Catches of other salmon are mostly moderate to low in most Alaska regions and the fish appear to be running about a week late.
Kodiak had its first opener for pinks on July 6 and next week will give a better idea of run strength. Similar to reports from other regions, Kodiak pinks and sockeyes are smaller than past years.
Just over 2.5 million chums were landed so far with good catches at Prince William Sound and Kodiak, but lagging at Southeast and other regions.
Fishing for chums at Kotzebue opened on July 10 and forecasts are calling for good catches there.
A total harvest of 19.5 million chum salmon are projected for Alaska this year, down just slightly.
A Chinook salmon harvest that opened for trollers July 1 is likely to be a wrap by now. Trollers got a 51% increase in king summer salmon catches to 85,600 fish.
Through Wednesday the statewide salmon catch was nearing 23 million fish of which nearly 17.5 million were sockeyes. The remainder were mostly chums and pinks.
Alaska is projecting a total statewide salmon catch this year of 132 million fish, down 36 percent from 2019.

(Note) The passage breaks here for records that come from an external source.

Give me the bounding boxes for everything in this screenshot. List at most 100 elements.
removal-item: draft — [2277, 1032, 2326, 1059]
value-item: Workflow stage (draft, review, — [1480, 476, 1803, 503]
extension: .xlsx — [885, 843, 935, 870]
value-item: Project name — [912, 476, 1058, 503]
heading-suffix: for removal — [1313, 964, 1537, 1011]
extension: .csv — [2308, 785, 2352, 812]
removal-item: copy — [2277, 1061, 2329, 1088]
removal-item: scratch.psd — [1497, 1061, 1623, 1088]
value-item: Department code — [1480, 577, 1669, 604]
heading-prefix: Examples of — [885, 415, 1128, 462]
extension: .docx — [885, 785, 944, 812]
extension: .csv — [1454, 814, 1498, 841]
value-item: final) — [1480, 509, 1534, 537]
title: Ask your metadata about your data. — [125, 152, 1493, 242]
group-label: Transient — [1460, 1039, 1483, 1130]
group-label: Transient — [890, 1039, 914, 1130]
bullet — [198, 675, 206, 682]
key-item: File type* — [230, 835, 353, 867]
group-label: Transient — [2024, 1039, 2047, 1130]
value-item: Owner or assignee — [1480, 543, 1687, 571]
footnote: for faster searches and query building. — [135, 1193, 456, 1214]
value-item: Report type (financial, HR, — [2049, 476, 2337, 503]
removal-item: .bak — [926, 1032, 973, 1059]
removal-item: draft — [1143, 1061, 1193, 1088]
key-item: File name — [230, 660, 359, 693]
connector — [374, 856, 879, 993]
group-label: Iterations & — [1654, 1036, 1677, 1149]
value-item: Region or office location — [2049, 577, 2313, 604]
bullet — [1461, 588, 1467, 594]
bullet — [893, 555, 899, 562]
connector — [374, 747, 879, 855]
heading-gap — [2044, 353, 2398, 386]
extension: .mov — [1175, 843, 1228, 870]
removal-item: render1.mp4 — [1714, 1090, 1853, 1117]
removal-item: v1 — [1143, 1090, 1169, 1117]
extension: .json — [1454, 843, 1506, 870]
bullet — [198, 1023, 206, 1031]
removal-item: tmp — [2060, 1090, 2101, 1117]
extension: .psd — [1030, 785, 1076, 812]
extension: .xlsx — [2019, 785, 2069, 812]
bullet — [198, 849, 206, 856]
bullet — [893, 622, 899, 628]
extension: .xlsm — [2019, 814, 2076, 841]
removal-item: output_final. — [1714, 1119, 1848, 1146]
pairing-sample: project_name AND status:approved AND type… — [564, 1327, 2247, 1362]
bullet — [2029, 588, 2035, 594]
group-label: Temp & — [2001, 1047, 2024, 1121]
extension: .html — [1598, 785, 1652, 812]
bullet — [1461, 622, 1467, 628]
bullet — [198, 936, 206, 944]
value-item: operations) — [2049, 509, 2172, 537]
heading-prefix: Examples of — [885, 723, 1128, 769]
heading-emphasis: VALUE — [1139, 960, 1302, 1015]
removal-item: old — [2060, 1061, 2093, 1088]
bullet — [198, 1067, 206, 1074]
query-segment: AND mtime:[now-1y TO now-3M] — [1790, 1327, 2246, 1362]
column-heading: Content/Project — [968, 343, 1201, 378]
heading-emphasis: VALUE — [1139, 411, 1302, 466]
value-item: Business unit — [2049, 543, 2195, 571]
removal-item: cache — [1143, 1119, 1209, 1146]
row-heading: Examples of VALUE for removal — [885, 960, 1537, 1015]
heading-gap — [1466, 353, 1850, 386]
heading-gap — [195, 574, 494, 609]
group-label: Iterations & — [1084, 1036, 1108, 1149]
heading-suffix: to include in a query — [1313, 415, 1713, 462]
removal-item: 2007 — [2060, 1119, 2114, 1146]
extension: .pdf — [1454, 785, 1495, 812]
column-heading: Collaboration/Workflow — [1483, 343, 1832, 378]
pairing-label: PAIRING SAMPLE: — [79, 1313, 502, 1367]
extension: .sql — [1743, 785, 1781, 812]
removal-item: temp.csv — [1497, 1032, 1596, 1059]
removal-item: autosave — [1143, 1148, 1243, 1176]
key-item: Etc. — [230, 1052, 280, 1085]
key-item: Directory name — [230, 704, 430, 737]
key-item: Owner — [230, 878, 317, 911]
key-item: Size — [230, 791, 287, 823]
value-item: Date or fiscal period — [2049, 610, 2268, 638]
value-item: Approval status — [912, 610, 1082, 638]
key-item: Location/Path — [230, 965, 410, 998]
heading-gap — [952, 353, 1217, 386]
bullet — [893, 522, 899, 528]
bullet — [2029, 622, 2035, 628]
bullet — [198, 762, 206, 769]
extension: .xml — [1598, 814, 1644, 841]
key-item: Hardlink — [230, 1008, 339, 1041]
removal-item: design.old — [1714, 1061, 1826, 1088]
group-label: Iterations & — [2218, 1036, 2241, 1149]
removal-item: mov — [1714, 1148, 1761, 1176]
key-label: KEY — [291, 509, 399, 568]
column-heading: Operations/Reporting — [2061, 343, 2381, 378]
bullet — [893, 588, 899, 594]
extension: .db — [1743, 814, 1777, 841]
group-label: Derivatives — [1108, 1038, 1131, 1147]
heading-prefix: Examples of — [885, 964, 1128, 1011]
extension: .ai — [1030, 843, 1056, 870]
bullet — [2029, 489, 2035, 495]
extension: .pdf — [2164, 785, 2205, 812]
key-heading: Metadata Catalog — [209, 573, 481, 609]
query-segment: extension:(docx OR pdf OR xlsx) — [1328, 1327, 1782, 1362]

Switching to halibut – unlike other annual stock assessment surveys that were cancelled due to the Covid virus, eleven longline boats are out on the water through August. They will sample 898 stations down 30% from usual.
“We’re going to maintain sampling in the core regions where the vast majority of the stock resides. So while it’s important to still sample those peripheries, we still are going to be sampling about 74% of the known distribution and biomass of the stock so it’s going to be a particularly robust survey.”
David Wilson is director of the International Pacific Halibut Commission which oversees the stock from the west coast and British Columbia to the far reaches of the Bering Sea.
Survey areas skipped this year include waters off California, Oregon and Washington and stations off Vancouver Island. For Alaska, halibut areas in the Bering Sea and Aleutian Islands were cut and surveys at the Western Gulf also were reduced.
Data from the surveys show halibut growth, distribution, biomass, age and maturity.